What is active recovery? 

Ian: Active recovery is getting the body moving in a way that isn’t stressing it out, getting the blood pumping in a low intensity, low heart rate, and low impact way so that you get better recovery from harder sessions. If you are doing a difficult session on any given day, you aren’t more fit at the end of that session but have provided a stimulus to the body and broken down the muscles, Over the next few days during the repair phase your body builds back that muscle stronger than it was prior to the stimulus.


What activities are considered active recovery?

Ian: Doing things like walking or hiking and non impact exercises. Very light running could be considered active recovery, low stress body movements is the goal.


When is the best time to know you should be engaging in active recovery? 

Ian: This should be an ongoing thing all the time. Every day of the week it is important to walk whenever you can, take the stairs instead of the elevator, if you are going out to get a pint of milk walk to the store instead of drive, having that mentality of always trying to get your body moving when you can. If you are working in an office purposely get up if you can once an hour to stretch for a few seconds or grab some water. It is not something you do only when exhausted but athletes should be doing this type of thing at all times. Active recovery is just as important as doing the hard sessions and actually a much larger portion of your time.


What are some common mistakes in active recovery?

Ian: Well the thing is a lot of people tend to do their exercise on a medium intensity more often, so rather than having harder sessions that provide a good stimulus and then recovery from those hard sessions people are doing more medium effort everyday which doesn’t quite provide enough of a stimulus for improvement and then equally they don’t get as much recovery from that so the quality of any harder efforts is lower. In particular some people never allow themselves to have those easy days and rest days and can dig themselves into a hole of over training.
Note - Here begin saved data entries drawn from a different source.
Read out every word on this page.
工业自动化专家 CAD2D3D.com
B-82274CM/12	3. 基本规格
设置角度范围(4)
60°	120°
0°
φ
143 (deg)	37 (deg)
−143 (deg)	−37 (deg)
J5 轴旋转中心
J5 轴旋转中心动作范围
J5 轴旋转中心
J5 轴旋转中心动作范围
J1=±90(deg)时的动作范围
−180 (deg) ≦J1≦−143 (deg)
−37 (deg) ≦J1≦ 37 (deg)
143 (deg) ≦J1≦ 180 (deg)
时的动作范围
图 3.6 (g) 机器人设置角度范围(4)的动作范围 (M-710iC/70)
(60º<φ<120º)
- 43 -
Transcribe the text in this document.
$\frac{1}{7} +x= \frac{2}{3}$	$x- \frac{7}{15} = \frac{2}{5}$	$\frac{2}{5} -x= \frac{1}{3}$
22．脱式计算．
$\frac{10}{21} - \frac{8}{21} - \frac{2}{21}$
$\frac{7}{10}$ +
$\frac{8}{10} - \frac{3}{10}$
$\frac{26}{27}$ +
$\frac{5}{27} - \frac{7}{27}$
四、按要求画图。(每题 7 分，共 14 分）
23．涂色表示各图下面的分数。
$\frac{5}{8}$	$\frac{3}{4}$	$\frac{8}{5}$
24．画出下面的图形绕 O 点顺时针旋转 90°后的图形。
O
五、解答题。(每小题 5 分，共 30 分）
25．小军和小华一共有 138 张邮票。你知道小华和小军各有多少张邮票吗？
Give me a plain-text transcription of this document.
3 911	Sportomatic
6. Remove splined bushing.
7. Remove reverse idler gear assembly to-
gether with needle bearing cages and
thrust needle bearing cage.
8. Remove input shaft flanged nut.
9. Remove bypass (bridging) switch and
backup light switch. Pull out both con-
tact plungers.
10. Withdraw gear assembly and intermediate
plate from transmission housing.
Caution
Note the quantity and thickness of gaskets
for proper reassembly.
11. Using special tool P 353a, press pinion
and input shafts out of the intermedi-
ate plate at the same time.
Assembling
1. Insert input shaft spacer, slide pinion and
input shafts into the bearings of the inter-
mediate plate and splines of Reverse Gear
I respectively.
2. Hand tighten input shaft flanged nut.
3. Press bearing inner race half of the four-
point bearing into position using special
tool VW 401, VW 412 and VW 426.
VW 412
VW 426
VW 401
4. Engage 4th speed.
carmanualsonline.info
What is the biggest beginner tip you have when it comes to active recovery? 

Ian: People just getting into the sport they tend to train more often. Many runners are a type A personality so they are committed and they want to stick to it and hit targets and have a plan and that kind of thing. Too many times at that stage people think that taking a day off or an easy day is a wasted effort or time and that surely by doing a harder session they will see a greater increase in performance and that just isn’t the truth. You actually begin to get worse in that type of regiment, the body stops responding to the training when you don’t allow adequate time to adapt.


Active recovery is a crucial part of any athletic training cycle, being that your gains depend on proper training to rest ratio it is critical to be mindful of your schedule and make adequate time for both. What are some of your best active recovery tips or workouts?